Filmes

Crítica

Luca prova que existe beleza também em uma aventura engraçada e descomplicada

Apostando no humor físico e na nostalgia de uma memória da infância, a Pixar celebra a curiosidade e a aceitação em uma história cheia de cores

18.06.2021, às 18H33.
Atualizada em 19.06.2021, ÀS 14H22

Se Ariel fosse um monstro marinho que vira humano num encanto automático, como o pequeno Luca, o Rei Tritão teria visto a filha partir para a superfície muito antes da adolescência. O obstáculo para a curiosidade da sereia sempre foi anatômico -- ela não tinha pernas, apenas uma cauda --, e não os alertas de qualquer figura de autoridade. Por isso, para ela, fazer um acordo com alguém tão controverso e assustador quanto a Úrsula foi um pouco aflitivo e nada mais. Sua cabeça já vivia acima das ondas. Era apenas uma questão de como chegar lá.

Por mais curioso que seja também o novo herói da Pixar, Luca se assemelha mais com o Linguado do que propriamente com a princesa. Há, sim, um interesse por todo o desconhecido que envolve a vida das criaturas sem guelras, mas seu medo é maior. Como o sidekick de Ariel, o menino-monstro é apenas uma criança, e se a mãe fala que os outros são bárbaros, ele não tem por que não acreditar. Viver assistindo às sombras dos barcos e tentando dar significado para os objetos que caem lá de cima é o que ele está fadado a fazer, não há escapatória. Certo?

Essa afirmação seria verdadeira se ele não tivesse encontrado no seu caminho alguém tão corajoso quanto Ariel. Mais até, considerando que seu novo melhor amigo, Alberto, vive suas aventuras sem medir as consequências. É o jovem monstro que apresenta a superfície ao protagonista e o estimula, com suas histórias à la Sabidão, a se abrir para o mundo. Mas, embora as vidas de Alberto e Luca espelhem a inocência curiosa e a amizade leal de A Pequena Sereia, Luca o faz num escopo menor: numa cidadezinha da Riviera Italiana. Não há vilão que se agiganta e vira uma espécie de Kraken, nem reino algum em perigo. É tudo mais contido. Porque, no fundo, aos olhos de uma criança, descobrir o mundo e a si mesma dispensa hipérboles. É uma experiência gigante por si só.

O diretor italiano Enrico Casarosa nunca escondeu que Luca tinha algo de autobiográfico, mas mesmo o mais desavisado dos espectadores pode sentir a nostalgia transbordando da tela. As cores, os figurinos, o sonho da Vespa e até a concentração da trama na praça da cidade dão a sensação de se estar diante de uma memória de verão -- uma memória que se pode revisitar não com a crítica de um adulto, mas com aquele mesmo encanto infantil de quem o está vivendo pela primeira vez.

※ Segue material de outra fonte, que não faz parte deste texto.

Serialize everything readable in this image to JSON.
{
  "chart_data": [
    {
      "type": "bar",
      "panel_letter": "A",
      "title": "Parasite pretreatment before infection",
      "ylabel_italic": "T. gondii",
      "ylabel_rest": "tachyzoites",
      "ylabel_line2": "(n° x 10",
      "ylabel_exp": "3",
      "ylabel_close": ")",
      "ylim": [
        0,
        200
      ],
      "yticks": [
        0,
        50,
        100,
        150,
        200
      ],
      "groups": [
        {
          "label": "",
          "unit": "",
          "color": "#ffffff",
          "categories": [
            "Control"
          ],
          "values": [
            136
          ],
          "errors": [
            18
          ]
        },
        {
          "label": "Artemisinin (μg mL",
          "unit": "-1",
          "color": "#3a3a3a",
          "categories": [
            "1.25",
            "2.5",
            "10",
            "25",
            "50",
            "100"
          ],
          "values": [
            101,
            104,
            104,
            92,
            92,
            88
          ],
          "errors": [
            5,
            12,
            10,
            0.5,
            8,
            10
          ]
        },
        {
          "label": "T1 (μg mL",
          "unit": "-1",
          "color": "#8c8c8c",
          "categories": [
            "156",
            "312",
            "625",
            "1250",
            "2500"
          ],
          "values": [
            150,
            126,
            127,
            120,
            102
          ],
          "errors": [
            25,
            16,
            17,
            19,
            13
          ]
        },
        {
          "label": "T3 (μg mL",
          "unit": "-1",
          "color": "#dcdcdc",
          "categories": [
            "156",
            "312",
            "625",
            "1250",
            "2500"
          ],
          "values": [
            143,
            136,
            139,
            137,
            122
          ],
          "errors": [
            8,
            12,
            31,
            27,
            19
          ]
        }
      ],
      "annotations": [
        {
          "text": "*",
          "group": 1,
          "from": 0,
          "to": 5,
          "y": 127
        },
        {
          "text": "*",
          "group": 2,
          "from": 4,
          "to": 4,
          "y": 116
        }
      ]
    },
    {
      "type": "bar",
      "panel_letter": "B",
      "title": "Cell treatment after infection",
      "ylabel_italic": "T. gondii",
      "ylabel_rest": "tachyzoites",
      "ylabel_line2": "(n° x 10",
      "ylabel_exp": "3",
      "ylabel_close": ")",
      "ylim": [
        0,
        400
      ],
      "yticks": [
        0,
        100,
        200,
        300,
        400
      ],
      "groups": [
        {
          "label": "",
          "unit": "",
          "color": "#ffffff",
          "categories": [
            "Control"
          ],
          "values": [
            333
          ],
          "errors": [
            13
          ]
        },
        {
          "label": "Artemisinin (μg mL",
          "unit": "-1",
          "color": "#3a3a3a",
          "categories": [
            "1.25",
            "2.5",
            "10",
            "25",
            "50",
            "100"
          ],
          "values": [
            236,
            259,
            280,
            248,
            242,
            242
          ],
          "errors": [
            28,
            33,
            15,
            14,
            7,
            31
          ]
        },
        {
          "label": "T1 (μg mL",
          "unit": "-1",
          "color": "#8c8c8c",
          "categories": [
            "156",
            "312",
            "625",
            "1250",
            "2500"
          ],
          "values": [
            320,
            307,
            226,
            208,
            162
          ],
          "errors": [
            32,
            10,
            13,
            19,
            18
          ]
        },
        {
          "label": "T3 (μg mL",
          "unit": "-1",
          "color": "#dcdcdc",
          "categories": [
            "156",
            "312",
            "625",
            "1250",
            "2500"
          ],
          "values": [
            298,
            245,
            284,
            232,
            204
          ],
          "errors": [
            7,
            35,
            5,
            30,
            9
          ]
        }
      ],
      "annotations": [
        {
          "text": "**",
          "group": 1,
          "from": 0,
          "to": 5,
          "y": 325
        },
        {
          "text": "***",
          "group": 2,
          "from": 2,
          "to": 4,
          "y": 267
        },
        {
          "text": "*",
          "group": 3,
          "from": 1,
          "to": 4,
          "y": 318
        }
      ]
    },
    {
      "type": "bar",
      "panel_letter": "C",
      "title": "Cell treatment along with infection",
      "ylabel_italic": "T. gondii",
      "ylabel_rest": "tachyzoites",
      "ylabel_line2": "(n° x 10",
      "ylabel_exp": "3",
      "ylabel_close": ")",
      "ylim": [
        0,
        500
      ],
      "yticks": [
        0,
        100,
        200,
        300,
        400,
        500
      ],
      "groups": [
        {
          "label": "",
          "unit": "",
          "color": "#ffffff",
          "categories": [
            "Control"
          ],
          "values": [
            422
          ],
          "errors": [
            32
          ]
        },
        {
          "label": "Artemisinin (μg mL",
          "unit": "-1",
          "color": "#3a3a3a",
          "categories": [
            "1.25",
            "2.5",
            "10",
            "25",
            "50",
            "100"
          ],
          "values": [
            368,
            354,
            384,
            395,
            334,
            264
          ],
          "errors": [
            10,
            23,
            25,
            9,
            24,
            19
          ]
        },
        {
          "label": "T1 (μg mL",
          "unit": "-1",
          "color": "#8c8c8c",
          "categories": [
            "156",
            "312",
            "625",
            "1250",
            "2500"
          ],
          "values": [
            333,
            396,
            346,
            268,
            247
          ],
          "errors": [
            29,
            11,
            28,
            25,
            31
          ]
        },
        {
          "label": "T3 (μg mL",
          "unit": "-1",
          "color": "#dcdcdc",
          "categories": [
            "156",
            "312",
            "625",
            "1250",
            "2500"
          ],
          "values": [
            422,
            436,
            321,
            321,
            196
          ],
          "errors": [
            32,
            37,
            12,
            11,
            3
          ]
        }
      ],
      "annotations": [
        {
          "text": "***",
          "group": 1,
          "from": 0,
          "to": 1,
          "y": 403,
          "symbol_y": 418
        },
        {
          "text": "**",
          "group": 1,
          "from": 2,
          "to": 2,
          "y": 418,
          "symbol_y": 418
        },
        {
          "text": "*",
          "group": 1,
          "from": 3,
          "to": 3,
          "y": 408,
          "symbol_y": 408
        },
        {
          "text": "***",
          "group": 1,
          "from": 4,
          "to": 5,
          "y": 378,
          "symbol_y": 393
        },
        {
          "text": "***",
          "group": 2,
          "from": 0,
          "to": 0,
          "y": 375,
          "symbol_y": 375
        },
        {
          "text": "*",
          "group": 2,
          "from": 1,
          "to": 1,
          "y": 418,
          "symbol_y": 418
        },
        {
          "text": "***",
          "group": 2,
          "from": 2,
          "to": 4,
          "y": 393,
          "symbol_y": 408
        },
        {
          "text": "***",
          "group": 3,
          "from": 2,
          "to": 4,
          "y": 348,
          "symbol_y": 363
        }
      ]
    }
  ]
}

Nesse terreno, tão mágico quanto um conto de fadas, Luca rende o espectador que busca uma reflexão metafísica e lembra-o que há beleza também em uma mensagem tão simples quanto celebrar a sensação de sentir-se maravilhado com um novo aprendizado, de enfrentar um desafio apesar do medo e, sobretudo, de descobrir-se pertencente. E é aí que Luca se distancia do clássico da Walt Disney Animation: porque este sentimento não se concretiza em um amor romântico, mas sim na amizade quase simbiótica que o protagonista e seu companheiro de aventuras desenvolvem -- e potencializada com a adição da destemida e esperta Giulia no grupo dos deslocados, quando o duo finalmente chega a Portorosso.

Existe, sim, um tema mais profundo por trás dessa aventura colorida: a busca de Luca e Alberto por aceitação em terra firma é uma bela metáfora para descrever qualquer situação em que o espectador se sentiu julgado por ser simplesmente quem é. No entanto, dessa vez, a Pixar não criou nenhuma engrenagem intrincada para construir essa moral empática. Bastou tornar a história dessa dupla uma aventura engraçada, e há de se reconhecer que há algo de genial em resgatar essa despretensão. O medo de serem descobertos, por exemplo, anda lado a lado com cenas que privilegiam o humor físico e faz com que o estilo de animação, inspirado na aquarela, salte aos olhos. Até o ridículo de ter um vilão velho demais para se preocupar com uma competição infantil tem seu charme.

Talvez o grande mérito de Luca seja justamente se permitir ser infantil e falar de igual para igual com as crianças. E, olha, nem por isso o filme é menos válido para os adultos. Para além das referências ao cinema italiano, a verdade é que esse olhar menos cínico e mais encantador para a vida parece um abraço e, na atual conjectura, a gente bem que está precisando.